The Ripple, published on Thursdays, was purchased in June 2007 by Heartland Publications. It shares a publisher and its production staff with The Tribune in Elkin and is printed at The Mount Airy News.

== History ==
Mattie Johnson Hall, who used the pseudonym "Meddlesome Mattie," started The Ripple in East Bend in 1892. She named it after watching a ripple over a dam on the Yadkin River. In 1896, the paper was sold to attorney Elisha Stanford who moved the offices to Yadkinville. She in-turn sold The Ripple to Samuel Carter (S. Carter) Williams who in 1909 sold the publication to Mr Rutledge.

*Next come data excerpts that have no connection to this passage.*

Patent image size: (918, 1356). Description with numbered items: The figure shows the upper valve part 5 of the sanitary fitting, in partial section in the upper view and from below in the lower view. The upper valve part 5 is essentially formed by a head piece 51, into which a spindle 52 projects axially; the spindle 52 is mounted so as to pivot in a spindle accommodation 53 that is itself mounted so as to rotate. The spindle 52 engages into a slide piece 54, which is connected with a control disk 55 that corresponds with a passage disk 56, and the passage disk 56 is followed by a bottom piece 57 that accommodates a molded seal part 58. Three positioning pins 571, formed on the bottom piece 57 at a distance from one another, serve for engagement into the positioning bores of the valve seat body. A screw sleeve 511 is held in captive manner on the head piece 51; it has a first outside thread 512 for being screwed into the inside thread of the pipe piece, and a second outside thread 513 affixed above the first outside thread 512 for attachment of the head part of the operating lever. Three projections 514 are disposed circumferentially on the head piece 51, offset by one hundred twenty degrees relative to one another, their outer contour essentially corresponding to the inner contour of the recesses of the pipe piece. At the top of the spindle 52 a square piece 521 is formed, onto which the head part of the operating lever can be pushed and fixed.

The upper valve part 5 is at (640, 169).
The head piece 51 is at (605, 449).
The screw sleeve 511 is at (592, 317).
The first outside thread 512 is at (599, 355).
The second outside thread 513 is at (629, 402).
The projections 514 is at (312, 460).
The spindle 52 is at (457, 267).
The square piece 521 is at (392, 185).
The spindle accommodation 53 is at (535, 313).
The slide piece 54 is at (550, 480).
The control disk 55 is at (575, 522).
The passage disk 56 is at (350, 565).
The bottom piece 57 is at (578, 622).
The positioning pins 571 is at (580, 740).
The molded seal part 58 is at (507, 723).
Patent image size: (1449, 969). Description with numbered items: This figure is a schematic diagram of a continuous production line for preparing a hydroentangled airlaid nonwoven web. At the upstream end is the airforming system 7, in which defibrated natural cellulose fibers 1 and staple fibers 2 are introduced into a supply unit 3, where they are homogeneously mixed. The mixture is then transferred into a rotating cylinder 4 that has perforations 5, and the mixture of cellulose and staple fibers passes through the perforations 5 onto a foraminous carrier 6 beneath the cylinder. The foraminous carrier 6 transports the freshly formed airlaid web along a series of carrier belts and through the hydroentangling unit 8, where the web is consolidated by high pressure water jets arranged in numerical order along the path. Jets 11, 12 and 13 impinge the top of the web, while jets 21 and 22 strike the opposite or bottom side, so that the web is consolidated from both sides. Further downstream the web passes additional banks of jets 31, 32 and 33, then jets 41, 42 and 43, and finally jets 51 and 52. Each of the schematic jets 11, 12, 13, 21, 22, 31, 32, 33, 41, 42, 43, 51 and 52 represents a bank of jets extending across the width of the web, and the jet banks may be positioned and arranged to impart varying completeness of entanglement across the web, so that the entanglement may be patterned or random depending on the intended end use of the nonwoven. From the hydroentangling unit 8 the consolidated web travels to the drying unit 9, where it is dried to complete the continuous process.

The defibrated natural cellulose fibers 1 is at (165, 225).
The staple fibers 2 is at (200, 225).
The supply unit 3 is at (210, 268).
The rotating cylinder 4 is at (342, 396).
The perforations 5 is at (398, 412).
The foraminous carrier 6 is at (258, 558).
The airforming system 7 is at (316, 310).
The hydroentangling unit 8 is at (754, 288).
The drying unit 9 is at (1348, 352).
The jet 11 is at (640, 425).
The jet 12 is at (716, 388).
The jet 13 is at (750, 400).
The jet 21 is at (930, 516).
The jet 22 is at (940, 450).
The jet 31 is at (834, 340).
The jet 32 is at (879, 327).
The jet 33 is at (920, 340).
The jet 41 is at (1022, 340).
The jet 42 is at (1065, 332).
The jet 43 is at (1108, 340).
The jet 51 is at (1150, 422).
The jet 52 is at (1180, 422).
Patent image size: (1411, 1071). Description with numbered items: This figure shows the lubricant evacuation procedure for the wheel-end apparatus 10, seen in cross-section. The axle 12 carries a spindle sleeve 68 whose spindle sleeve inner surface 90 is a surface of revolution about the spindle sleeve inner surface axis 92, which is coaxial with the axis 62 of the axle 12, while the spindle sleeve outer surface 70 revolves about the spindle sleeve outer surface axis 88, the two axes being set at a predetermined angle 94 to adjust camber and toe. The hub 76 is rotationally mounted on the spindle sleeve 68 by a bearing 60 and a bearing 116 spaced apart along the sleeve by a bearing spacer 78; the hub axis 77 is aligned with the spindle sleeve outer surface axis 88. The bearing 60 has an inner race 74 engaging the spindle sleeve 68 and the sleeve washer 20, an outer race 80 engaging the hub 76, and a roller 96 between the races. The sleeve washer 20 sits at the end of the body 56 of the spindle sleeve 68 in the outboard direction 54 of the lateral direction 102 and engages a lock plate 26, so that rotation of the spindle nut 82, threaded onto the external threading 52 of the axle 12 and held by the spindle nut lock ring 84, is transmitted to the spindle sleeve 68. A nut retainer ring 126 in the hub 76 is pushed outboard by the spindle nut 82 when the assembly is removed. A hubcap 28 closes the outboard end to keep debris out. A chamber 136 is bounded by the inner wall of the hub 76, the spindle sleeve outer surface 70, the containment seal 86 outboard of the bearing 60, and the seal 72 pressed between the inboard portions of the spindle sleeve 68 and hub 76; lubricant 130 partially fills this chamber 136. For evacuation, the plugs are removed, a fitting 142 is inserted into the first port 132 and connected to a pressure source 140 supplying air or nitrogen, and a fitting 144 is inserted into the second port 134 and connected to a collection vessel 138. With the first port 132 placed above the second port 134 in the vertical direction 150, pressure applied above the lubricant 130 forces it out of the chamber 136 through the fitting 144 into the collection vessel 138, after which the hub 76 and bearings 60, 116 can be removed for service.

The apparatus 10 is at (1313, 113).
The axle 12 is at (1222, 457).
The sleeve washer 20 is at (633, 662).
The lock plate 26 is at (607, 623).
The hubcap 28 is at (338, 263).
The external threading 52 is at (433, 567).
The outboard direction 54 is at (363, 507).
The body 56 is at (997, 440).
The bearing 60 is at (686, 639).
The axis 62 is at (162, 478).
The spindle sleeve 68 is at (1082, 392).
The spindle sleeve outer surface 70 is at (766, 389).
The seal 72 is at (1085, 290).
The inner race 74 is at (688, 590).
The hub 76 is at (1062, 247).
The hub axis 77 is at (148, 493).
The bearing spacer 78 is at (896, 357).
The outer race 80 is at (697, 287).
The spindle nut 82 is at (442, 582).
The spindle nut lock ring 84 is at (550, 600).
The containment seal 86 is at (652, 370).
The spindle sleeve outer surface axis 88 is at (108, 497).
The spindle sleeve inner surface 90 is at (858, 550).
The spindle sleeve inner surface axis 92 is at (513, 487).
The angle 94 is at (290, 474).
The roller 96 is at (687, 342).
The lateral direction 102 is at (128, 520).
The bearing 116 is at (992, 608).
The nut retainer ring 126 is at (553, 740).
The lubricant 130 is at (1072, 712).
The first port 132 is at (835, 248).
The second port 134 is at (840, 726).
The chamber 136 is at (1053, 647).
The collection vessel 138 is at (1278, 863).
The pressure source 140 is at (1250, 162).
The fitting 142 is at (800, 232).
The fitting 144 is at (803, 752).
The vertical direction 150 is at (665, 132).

In 1909, it was sold to W.E. Rutledge Sr. (November 13, 1887 - April 2, 1966). Rutledge was owner, editor and publisher of the paper until his death in 1966. The paper remained in the Rutledge family until 2002 when it was sold to Mid-South Management Company Inc. of Spartanburg, South Carolina. The Yadkin Enterprise, another weekly Yadkinville newspaper, then merged into The Ripple.

In June 2007, The Ripple and its sister publications were sold to Heartland Publications LLC of Connecticut. A week after the sale, Rebel Good, publisher of The Ripple and The Tribune, left his position along with a number of senior staffers. Good and former Mount Airy News publisher Michael Milligan plan to launch a newspaper to compete with The Mount Airy News.

In 2012 Versa Capital Management merged Heartland Publications, Ohio Community Media, the former Freedom papers it had acquired, and Impressions Media into a new company, Civitas Media. Civitas Media sold its properties in the Carolinas to Champion Media in 2017. Later in 2017, Champion Media sold its Mount Airy area newspapers to Adams Publishing Group.